REPUBLIKA.CO.ID, SURABAYA -- Guru Besar Fakultas Kedokteran Hewan Universitas Airlangga (Unair) Surabaya, Prof Lucia Tri Suwanti, memberi tanggapan terkait penyebaran kasus leptospirosis yang ditemukan di sejumlah daerah di Jatim. Dijelaskan, leptospirosis merupakan penyakit yang disebabkan oleh bakteri leptospira Sp yang umumnya ditularkan melalui kencing tikus.
Meski demikian, kata dia, kasus leptospirosis sejatinya tidak hanya ditularkan oleh tikus, melainkan semua hewan yang terkontaminasi bakteri leptospira Sp.
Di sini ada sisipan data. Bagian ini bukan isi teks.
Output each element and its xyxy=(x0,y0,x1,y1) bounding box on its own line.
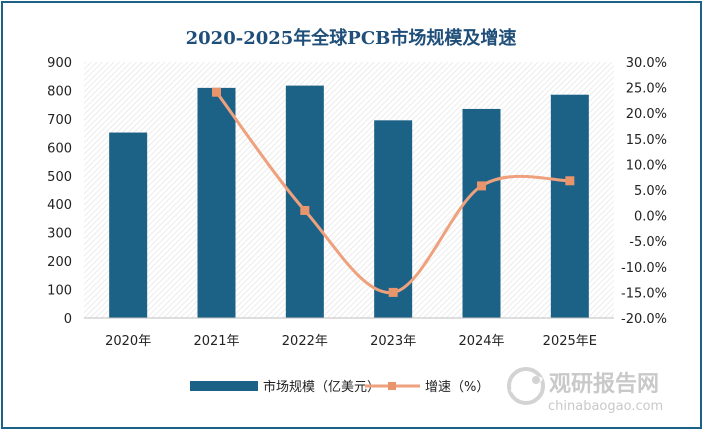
right-axis-tick-label: -10.0% xyxy=(621,261,667,276)
growth-markers xyxy=(212,87,575,297)
left-axis-tick-label: 700 xyxy=(47,113,72,128)
right-axis-tick-label: 10.0% xyxy=(626,158,667,173)
right-axis-tick-label: 25.0% xyxy=(626,82,667,97)
right-axis-tick-label: -20.0% xyxy=(621,312,667,327)
chart-title: 2020-2025年全球PCB市场规模及增速 xyxy=(186,27,517,49)
watermark-text: 观研报告网 xyxy=(549,372,659,397)
watermark-url: chinabaogao.com xyxy=(548,399,663,414)
right-axis-tick-label: 0.0% xyxy=(634,210,667,225)
legend-bar-label: 市场规模（亿美元） xyxy=(263,379,380,395)
growth-marker xyxy=(300,205,310,215)
right-axis-tick-label: -5.0% xyxy=(629,235,667,250)
x-axis-ticks: 2020年 2021年 2022年 2023年 2024年 2025年E xyxy=(105,334,597,349)
left-axis-tick-label: 900 xyxy=(47,56,72,71)
left-axis-tick-label: 0 xyxy=(64,312,72,327)
legend-marker-swatch xyxy=(388,382,396,390)
watermark: 观研报告网 chinabaogao.com xyxy=(507,367,663,414)
right-axis-ticks: -20.0% -15.0% -10.0% -5.0% 0.0% 5.0% 10.0% 15.0… xyxy=(621,56,667,327)
left-axis-tick-label: 100 xyxy=(47,284,72,299)
bar xyxy=(462,108,501,318)
x-axis-tick-label: 2022年 xyxy=(282,334,328,349)
bar xyxy=(285,85,324,318)
x-axis-tick-label: 2021年 xyxy=(193,334,239,349)
x-axis-tick-label: 2024年 xyxy=(458,334,504,349)
x-axis-tick-label: 2025年E xyxy=(543,334,597,349)
right-axis-tick-label: 30.0% xyxy=(626,56,667,71)
left-axis-tick-label: 500 xyxy=(47,170,72,185)
growth-marker xyxy=(388,287,398,297)
x-axis-tick-label: 2023年 xyxy=(370,334,416,349)
growth-marker xyxy=(565,176,575,186)
bar xyxy=(197,87,236,318)
x-axis-tick-label: 2020年 xyxy=(105,334,151,349)
bar xyxy=(550,94,589,318)
bar xyxy=(109,132,148,318)
legend-bar-swatch xyxy=(190,381,258,391)
legend-line-label: 增速（%） xyxy=(425,380,489,395)
legend: 市场规模（亿美元） 增速（%） xyxy=(190,379,489,395)
left-axis-tick-label: 600 xyxy=(47,141,72,156)
watermark-logo-icon xyxy=(507,367,545,405)
right-axis-tick-label: 20.0% xyxy=(626,107,667,122)
left-axis-ticks: 0 100 200 300 400 500 600 700 800 900 xyxy=(47,56,72,327)
left-axis-tick-label: 400 xyxy=(47,198,72,213)
right-axis-tick-label: -15.0% xyxy=(621,286,667,301)
left-axis-tick-label: 300 xyxy=(47,227,72,242)
right-axis-tick-label: 5.0% xyxy=(634,184,667,199)
growth-marker xyxy=(212,87,221,97)
plot-area-background xyxy=(84,62,614,318)
bar-series xyxy=(109,85,589,318)
left-axis-tick-label: 200 xyxy=(47,255,72,270)
right-axis-tick-label: 15.0% xyxy=(626,133,667,148)
growth-marker xyxy=(477,181,486,191)
left-axis-tick-label: 800 xyxy=(47,84,72,99)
Lucia menjelaskan, kondisi kandang yang tidak dibersihkan dan tidak dirawat dengan baik bisa menjadi salah satu pemicu penularan leptospirosis.
Kondisi tersebut, sambungnya, membuat kandang menjadi tempat yang nyaman bagi perkembangbiakan tikus. Ternak yang kotor juga rawan terkontaminasi bakteri leptospira Sp, sehingga ketika peternak itu berkontak langsung dengan hewan ternaknya maka menyebabkan infeksi leptospirosis.
"Kalau dari udara tidak menular, tapi kalau dari luka yang terbuka, kemudian makanan dan minuman itu pasti," kata Lucia, Selasa (14/3/2023).
Menurut dia, sejatinya, leptospirosis tidak menular dari manusia ke manusia. Manusia, kata Lucia, adalah inang terakhir bagi bakteri leptospira Sp. "Namun perlu diwaspadai juga mengingat pada dasarnya penularan antar hewan masih dapat terjadi," ujarnya.
Perihal pencegahan, hal yang perlu diwaspadai adalah kebersihan lingkungan. Terlebih saat musim banjir. "Budayakan untuk selalu menggunakan sepatu boots, sarung tangan, dan rajin mencuci tangan," kata Lucia.
Ia juga berpesan agar mengelola bangkai tikus dengan baik. Hal tersebut, sambungnya, bisa dilakukan dengan membakar atau mengubur bangkai tersebut. "Dengan demikian diharapkan bangkai tersebut tidak dimakan oleh binatang lain sehingga meminimalisir potensi penyakit yang bisa ditularkan," jelasnya.